Hawaii is the most expensive state in the country for retirement, and the gap between what people need and what they can count on from Social Security is stark. MoneyLion’s 2026 analysis says a comfortable retirement in Hawaii would require annual spending of $181,505, while the state’s cost of living after accounting for Social Security income still comes to $156,610.
That makes Hawaii the toughest place in the report for anyone trying to retire on a predictable budget. The study found that necessities alone cost $90,752 a year in the state. To cover the full amount with Social Security income in mind, a person would need to save $5,800 a month for 45 years starting at age 20, or $7,458 a month for 35 years starting at age 30. Without Social Security, the monthly target jumps to $6,722 for someone starting at age 20 and $8,643 for someone starting at age 30.
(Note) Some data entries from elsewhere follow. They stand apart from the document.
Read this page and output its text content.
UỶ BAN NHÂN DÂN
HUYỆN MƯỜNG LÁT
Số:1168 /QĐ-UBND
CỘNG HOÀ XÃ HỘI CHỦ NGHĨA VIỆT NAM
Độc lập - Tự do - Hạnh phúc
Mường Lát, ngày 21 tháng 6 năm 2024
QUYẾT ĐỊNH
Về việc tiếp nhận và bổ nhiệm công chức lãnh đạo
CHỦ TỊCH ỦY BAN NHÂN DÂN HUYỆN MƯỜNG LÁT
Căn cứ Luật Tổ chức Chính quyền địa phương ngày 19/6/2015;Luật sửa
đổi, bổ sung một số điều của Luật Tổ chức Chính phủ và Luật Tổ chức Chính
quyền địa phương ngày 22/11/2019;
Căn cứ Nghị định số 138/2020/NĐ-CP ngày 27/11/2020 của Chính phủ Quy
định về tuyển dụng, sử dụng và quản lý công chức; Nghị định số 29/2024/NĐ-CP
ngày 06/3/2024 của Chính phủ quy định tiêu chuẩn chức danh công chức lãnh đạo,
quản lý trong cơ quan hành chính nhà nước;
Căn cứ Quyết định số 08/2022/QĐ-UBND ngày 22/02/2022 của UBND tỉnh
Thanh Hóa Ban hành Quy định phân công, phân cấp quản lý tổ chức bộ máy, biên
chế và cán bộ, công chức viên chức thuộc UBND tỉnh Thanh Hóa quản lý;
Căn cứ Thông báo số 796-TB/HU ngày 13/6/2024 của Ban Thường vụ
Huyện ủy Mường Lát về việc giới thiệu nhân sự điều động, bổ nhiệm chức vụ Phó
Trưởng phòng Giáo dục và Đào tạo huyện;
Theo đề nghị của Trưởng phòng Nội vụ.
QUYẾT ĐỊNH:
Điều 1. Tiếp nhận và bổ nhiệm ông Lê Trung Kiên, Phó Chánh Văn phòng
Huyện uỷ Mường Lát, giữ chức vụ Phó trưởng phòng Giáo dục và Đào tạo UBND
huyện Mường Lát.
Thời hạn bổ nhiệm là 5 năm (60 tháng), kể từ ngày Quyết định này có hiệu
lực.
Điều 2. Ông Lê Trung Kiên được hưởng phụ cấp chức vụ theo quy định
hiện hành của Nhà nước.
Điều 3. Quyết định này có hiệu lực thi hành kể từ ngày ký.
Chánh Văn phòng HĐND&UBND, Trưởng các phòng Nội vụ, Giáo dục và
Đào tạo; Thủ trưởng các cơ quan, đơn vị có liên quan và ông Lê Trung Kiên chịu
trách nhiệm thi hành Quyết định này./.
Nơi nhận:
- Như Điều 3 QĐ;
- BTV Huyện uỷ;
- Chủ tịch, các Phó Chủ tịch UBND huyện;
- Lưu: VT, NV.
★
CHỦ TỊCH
California ranked second. MoneyLion estimated $73,387 a year for necessities there and $121,879 for a comfortable cost of living after Social Security income is factored in. The monthly savings needed would be $4,514 for someone starting at age 20 and $5,804 for someone starting at age 30, while the figures rise to $5,436 and $6,989 without Social Security. West Virginia landed at the other end of the table as the least expensive state in the analysis, with necessities at $29,059 a year and a comfortable annual cost of living of $58,117. After Social Security income, MoneyLion estimated annual retiree living costs there at $33,223, with monthly savings targets of $1,230 starting at age 20 and $1,582 starting at age 30. Without Social Security, those numbers rise to $2,152 and $2,767.
The numbers land at a time when affordability is already a daily concern for Americans of all ages, especially retirees living on fixed income. Ted Jenkin said two of the biggest items in a retiree budget are state income taxes and real estate property taxes, and he pointed to that pressure as one reason people continue leaving high-cost states. “It’s also why so many people are moving out of places like California and New York, because, beyond the cost of living, it’s very expensive from a taxation perspective,” Jenkin said.
The report does not say retirement is impossible in expensive states. It says the math is unforgiving, and that where someone lives can determine whether saving for later life feels like a plan or a second full-time job.